The sting – called Operation Buyer Beware – was timed to utilize a recently implemented Texas state law that makes buying sex a full felony instead of a misdemeanor.
"One of the main reasons that the cartels are involved in smuggling people across the border of Texas, into Texas and other parts of the United States, is to fuel the sex trafficking industry," said Hank Sibley, regional director of the Texas Department of Public Safety, in a recent statement.
During the operation, CBS Dallas/Fort Worth reports investigators posed as children using online sources to identify key suspects. Perpetrators were ages 20 to 70 and appeared to have largely different lifestyles. The main goal of police departments in Tarrant County was to remove demand that bolsters the trafficking industry between Mexico and the United States.

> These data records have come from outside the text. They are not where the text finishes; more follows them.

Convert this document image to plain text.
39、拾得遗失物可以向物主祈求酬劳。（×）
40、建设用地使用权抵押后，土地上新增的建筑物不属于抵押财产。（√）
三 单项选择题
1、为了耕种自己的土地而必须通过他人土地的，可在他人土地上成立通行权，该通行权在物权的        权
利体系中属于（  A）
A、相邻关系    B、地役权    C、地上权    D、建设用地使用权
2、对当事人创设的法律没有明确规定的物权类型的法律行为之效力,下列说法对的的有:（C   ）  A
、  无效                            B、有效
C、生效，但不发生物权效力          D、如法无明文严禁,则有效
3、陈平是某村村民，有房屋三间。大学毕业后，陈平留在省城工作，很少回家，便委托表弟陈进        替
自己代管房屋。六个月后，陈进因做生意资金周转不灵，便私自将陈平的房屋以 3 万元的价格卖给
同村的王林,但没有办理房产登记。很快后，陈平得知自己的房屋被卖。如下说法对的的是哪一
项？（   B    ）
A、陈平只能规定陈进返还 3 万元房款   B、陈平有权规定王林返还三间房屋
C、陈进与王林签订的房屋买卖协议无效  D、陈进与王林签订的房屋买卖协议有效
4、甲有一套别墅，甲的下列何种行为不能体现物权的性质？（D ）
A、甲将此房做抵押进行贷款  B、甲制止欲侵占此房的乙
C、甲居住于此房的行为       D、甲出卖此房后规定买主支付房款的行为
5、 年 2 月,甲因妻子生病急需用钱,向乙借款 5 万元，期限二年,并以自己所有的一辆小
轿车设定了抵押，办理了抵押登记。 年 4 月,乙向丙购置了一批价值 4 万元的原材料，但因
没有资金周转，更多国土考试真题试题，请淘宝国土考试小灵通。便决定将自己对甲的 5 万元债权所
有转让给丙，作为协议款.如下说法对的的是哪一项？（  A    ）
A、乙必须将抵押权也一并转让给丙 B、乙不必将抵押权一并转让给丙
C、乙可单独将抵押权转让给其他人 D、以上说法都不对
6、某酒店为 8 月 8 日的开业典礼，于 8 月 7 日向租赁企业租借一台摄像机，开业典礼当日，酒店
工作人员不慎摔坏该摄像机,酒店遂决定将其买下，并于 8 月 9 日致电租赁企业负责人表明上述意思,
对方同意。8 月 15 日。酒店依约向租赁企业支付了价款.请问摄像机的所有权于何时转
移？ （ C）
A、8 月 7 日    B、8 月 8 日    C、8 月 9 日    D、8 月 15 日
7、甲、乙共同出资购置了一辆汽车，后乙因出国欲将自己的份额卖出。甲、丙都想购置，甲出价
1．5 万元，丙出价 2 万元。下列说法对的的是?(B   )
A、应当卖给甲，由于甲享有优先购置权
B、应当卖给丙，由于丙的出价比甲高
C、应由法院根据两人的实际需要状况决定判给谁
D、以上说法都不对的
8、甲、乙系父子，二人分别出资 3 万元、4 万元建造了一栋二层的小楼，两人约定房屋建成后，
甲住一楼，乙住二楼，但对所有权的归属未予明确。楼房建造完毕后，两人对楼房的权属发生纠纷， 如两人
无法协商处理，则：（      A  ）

According to a 2016 report from the University of Texas at Austin, there are 78,996 minor and youth victims of human-trafficking and 234,457 victims of labor-trafficking in Texas at any given time, totaling 313,453 victims in all.
Tarrant County Sheriff Bill Waybourn recently told Fox 4 KDFW that the root cause of sex trafficking "is an evil that is with us, and we're trying to send the signal today that this will not be tolerated in Tarrant County. These people who were arrested were from every walk of life. From every socioeconomic group. From every ethnicity or race."